Ainsi, tant que l’industrie du
numérique connaîtra une phase d’expansion et de renouvellement
rapide, on peut penser que les besoins de médiation numérique
resteront élevés et diversifiés, et ce dans toutes les couches de
la population.

Accompagner vers l’autonomie : apprendre à apprendre, plutôt que des procédures

De nombreux programmes d’initiation et
de formation à l’informatique et à l’internet se contentent de
développer des compétences instrumentales, en utilisant qui plus
est une approche procédurale.

Il en résulte que les apprenants sont
démunis au moindre changement d’interface à l’occasion d’une
nouvelle version de logiciel, et éprouvent les plus grandes
difficulté à s’adapter d’un système d’exploitation à un autre.

La médiation numérique doit permettre
aux publics d’exercer un choix et un regard critique sur les systèmes
technologiques
qu’ils apprennent à utiliser. Pour cela, il est
indispensable que les savoirs procéduraux soient complétés par la
construction de compétences informationnelles (ex : capacité à
trouver l’information recherchée sur le net ou dans une base de
données) et de compétences stratégiques (ex : capacité à
choix l’outil le mieux adapté pour effectuer une tâche précise ou
obtenir un résultat particulier).

D’autre part, du fait de l’obsolescence
rapide des savoir-faire liés aux technologies de l’information, les
méthodes pédagogiques utilisées doivent privilégier le
développement de compétences transversales et de méta-compétences
cognitives, c’est à dire que l’accent doit être mis sur la capacité
« d’apprendre à apprendre ».

Ce qui ne relève pas de la médiation numérique

  • Les
    actions de formation visant à développer des compétences
    professionnelles opérationnelles et la maîtrise pratiques de
    dispositifs technologiques spécifiquement utilisés dans le monde
    du travail.

  • Les
    démonstrations ou actions de promotion de services uniques ou
    technologies spécifiques, sans qu’il soit donné au public la
    possibilité de comparer plusieurs systèmes

La posture adaptée pour réussir la médiation numérique

La médiation numérique s’inscrit dans le champs de l’Education informelle

Médiation numérique et médiation
culturelle
ont un positionnement commun, comme le suggère cet
extrait d’une définition de la médiation culturelle, et se situent
toutes les deux dans le champs de l’éducation informelle.

Située à
l’intersection du culturel, de l’éducation, de la formation
continue et du loisir, la médiation
culturelle
s’inscrit dans le champ ce que l’on appelle
l’éducation informelle.
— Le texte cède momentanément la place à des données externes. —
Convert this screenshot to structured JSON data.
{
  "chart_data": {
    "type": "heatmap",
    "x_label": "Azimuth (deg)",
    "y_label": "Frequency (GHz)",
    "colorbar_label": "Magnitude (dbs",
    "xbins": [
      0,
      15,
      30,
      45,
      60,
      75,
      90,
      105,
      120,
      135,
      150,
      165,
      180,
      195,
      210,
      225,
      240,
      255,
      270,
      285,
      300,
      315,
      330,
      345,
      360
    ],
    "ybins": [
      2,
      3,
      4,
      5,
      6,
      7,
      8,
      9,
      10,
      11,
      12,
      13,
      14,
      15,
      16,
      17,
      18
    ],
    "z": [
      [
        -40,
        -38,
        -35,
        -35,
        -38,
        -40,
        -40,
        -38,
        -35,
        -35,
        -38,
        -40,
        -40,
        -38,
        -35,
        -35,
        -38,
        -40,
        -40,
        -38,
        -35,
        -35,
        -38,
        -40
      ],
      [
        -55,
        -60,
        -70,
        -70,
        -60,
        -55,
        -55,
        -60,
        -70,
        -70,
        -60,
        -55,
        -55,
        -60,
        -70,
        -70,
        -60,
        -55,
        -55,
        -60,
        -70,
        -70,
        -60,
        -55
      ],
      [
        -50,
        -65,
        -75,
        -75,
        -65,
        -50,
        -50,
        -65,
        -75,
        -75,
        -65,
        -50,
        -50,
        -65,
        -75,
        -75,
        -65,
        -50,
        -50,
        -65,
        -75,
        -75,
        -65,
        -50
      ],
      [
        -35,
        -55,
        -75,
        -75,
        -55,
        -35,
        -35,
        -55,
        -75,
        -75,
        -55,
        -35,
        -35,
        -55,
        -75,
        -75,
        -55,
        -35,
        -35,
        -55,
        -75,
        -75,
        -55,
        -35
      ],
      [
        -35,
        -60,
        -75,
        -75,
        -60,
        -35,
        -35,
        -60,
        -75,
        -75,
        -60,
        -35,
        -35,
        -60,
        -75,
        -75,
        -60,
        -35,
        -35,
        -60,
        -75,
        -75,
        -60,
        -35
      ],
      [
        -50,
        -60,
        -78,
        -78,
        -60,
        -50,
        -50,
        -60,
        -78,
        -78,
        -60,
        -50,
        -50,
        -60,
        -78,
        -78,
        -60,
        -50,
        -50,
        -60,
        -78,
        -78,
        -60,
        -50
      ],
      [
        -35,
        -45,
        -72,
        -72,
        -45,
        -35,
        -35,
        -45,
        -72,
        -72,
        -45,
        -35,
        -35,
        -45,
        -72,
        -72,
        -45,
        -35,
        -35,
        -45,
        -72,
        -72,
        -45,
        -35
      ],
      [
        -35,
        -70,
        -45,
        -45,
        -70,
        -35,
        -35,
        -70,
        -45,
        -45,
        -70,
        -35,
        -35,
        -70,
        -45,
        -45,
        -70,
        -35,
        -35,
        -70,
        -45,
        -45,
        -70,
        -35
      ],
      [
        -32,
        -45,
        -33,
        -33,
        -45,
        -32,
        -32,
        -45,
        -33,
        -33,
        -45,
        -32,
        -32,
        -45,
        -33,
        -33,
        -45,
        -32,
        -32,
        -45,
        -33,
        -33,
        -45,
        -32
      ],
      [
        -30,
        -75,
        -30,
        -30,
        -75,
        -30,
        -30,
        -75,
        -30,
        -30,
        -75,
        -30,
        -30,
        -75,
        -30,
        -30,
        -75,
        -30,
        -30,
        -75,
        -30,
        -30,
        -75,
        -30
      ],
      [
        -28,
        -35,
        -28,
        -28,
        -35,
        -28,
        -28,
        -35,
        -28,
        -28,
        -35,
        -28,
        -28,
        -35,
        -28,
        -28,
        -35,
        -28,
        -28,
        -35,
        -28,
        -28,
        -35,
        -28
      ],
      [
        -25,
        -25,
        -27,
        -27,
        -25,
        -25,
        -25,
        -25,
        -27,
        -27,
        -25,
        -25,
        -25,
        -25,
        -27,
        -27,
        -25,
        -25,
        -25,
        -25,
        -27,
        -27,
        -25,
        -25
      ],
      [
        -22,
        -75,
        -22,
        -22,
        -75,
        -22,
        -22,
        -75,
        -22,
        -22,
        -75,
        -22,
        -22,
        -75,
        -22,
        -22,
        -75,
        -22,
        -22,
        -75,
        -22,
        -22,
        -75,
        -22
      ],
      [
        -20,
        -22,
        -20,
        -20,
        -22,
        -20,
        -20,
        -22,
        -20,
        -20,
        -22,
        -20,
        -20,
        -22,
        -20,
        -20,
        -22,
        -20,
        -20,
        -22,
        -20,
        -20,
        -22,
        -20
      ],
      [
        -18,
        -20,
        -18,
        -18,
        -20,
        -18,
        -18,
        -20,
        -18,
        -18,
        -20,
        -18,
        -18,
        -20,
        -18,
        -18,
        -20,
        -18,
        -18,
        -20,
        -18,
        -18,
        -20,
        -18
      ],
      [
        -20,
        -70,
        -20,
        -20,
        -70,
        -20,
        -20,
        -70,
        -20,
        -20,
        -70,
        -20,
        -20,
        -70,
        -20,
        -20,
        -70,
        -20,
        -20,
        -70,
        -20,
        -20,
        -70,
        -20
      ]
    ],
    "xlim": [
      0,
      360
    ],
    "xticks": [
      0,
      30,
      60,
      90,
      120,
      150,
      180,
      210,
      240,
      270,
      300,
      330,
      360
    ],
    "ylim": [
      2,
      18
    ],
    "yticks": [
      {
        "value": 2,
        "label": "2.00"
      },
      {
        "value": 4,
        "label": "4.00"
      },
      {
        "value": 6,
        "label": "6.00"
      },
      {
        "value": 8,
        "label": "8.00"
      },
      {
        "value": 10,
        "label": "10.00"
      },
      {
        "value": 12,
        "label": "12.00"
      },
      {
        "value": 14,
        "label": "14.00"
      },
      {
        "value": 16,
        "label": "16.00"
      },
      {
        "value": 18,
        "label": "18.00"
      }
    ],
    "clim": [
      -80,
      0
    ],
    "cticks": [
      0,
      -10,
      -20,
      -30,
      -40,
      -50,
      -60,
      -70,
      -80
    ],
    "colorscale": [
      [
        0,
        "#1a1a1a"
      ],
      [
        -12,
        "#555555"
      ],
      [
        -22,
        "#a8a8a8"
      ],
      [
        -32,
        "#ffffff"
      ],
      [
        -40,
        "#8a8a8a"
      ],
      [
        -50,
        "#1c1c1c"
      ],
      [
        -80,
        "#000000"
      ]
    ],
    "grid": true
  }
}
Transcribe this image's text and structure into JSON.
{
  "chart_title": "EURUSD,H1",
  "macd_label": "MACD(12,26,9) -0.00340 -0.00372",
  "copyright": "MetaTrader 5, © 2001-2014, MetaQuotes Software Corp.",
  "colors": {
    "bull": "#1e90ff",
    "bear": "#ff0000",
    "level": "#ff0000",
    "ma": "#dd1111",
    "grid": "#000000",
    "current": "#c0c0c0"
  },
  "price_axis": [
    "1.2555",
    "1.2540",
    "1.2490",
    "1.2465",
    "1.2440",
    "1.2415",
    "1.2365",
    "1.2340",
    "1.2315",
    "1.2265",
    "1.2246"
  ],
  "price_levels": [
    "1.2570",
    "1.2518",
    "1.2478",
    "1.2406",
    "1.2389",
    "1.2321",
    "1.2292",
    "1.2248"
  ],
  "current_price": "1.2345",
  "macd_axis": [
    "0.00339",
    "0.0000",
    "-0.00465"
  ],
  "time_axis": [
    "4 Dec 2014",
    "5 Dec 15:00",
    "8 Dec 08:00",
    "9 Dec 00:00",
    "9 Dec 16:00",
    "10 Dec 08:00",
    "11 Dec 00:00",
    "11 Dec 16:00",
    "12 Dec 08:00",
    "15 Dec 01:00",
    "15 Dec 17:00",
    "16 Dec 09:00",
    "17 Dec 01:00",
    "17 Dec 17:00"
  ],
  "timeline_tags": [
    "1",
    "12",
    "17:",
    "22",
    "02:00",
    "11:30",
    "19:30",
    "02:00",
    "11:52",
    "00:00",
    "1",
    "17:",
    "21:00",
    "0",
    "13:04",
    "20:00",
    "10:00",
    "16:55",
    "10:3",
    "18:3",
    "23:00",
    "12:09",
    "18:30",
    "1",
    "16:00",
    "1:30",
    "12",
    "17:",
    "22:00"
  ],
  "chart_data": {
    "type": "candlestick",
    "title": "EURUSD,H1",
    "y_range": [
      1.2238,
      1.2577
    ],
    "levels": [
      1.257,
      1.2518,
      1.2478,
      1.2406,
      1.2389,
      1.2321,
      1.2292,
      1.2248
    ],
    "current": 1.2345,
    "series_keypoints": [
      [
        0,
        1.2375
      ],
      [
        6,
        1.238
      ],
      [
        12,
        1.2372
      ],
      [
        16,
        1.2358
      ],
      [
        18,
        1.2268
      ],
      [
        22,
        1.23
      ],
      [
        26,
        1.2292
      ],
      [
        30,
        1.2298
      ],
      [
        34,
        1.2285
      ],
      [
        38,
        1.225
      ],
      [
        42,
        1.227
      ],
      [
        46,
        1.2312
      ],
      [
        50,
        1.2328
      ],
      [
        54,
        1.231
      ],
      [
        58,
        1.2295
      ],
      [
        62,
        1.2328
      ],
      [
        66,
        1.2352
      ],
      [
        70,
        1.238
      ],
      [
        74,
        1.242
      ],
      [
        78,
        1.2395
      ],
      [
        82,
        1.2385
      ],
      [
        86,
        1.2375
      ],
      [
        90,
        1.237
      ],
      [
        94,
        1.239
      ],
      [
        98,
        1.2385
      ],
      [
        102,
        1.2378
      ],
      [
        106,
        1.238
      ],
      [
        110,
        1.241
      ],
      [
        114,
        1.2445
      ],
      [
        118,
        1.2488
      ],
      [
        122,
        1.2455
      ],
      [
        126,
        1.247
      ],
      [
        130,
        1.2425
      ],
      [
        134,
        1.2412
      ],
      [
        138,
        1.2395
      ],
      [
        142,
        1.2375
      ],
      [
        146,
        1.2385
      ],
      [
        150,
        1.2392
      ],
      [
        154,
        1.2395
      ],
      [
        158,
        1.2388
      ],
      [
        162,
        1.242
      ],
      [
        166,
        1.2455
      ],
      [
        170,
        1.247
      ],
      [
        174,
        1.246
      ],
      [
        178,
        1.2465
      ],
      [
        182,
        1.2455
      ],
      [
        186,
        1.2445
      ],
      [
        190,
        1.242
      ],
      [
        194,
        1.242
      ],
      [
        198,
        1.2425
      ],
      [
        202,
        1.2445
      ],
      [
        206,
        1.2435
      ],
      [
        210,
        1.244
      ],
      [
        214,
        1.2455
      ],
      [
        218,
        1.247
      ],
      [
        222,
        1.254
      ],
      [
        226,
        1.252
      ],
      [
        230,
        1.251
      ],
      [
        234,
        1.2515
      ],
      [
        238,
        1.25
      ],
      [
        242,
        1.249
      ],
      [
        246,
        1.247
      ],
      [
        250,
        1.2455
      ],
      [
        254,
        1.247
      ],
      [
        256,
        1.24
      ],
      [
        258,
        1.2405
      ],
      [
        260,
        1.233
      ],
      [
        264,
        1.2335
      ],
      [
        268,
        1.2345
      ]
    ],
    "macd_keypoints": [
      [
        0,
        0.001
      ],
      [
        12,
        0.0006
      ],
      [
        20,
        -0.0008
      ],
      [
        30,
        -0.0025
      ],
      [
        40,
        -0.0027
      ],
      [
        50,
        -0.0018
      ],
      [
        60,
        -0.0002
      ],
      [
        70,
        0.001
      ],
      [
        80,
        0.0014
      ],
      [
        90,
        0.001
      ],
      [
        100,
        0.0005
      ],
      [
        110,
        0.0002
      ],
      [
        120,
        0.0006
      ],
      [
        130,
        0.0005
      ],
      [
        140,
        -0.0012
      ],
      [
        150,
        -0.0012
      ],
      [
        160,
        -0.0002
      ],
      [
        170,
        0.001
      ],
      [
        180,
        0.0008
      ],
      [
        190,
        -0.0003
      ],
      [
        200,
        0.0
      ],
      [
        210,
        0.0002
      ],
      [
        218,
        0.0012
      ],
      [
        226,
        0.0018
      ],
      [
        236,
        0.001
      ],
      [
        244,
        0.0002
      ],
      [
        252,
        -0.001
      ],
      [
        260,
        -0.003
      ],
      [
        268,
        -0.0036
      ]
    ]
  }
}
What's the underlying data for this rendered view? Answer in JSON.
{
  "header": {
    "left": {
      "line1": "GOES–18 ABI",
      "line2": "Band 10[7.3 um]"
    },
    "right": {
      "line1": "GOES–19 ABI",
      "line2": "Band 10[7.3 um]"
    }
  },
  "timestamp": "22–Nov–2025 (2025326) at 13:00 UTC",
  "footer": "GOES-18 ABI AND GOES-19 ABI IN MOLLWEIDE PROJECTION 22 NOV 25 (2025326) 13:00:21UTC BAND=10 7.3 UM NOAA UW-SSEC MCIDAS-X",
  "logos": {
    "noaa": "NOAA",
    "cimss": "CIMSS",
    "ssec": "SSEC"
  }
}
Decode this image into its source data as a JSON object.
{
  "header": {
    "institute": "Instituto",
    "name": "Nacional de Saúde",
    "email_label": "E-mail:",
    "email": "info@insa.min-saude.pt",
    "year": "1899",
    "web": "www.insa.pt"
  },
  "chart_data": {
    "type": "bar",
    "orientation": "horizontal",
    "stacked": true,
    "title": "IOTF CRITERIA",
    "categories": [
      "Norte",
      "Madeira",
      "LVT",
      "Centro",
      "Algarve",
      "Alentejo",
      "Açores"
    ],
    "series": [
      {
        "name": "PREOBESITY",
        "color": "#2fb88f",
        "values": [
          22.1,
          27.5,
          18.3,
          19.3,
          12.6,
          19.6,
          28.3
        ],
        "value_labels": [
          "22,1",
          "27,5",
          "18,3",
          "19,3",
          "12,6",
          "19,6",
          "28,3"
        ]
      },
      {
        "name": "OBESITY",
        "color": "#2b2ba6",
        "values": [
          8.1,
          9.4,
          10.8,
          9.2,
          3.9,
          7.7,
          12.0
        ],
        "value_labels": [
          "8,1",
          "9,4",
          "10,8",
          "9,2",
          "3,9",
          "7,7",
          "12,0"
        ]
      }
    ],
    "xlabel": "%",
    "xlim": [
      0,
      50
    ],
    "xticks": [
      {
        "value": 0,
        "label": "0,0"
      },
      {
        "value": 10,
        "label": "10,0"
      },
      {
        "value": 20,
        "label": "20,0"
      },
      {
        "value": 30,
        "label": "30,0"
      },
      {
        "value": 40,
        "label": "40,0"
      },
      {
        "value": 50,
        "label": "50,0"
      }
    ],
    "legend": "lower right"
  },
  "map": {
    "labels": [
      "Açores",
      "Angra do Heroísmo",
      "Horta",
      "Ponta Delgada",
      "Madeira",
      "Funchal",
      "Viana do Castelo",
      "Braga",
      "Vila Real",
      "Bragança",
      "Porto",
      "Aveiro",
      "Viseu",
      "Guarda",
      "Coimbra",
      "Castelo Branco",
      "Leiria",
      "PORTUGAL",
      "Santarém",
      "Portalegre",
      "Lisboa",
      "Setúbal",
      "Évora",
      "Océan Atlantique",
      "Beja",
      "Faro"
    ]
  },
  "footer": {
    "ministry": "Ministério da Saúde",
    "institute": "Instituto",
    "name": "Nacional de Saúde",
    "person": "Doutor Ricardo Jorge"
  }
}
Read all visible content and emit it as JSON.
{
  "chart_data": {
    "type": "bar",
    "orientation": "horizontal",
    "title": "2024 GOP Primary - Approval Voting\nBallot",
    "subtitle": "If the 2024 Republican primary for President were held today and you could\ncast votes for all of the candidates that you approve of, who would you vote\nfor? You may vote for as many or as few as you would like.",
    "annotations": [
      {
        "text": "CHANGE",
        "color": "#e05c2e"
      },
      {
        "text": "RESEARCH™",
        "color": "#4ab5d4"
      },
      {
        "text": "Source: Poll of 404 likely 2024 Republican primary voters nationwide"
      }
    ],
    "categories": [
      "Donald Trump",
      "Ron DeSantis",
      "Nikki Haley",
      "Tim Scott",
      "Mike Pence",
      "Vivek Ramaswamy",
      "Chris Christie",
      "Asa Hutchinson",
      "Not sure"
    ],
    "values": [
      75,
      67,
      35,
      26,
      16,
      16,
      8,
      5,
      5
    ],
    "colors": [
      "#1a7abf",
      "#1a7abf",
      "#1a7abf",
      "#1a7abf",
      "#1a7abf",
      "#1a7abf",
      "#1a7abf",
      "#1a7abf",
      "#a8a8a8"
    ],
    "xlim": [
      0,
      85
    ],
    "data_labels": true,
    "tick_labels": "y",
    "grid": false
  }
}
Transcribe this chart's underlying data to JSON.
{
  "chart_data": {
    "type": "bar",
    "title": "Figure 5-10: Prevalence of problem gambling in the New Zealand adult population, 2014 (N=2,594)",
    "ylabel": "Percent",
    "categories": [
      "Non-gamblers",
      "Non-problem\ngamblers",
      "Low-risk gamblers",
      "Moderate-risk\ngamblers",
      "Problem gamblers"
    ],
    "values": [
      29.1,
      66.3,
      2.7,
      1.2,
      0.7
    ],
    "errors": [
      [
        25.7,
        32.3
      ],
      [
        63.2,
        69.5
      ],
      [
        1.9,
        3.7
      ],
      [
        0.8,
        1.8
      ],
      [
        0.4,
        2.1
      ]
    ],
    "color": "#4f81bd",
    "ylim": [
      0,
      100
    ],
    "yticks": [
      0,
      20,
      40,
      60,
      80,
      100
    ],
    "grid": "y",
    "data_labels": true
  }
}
A la différence de l’éducation, au
sens usuel du terme, l’éducation informelle n’est ni
obligatoire, ni contrainte par un programme exhaustif à dispenser,
ni par une validation des acquis à organiser. Ces visées sont tout
à la fois éducatives (sensibilisation, initiation,
approfondissement ...), récréatives (loisir) et citoyennes (être
acteur de la vie de la cité).

Jacky
Beillerot, article « Médiation » in Dictionnaire
encyclopédique de l’éducation et de la formation, Nathan, 2000.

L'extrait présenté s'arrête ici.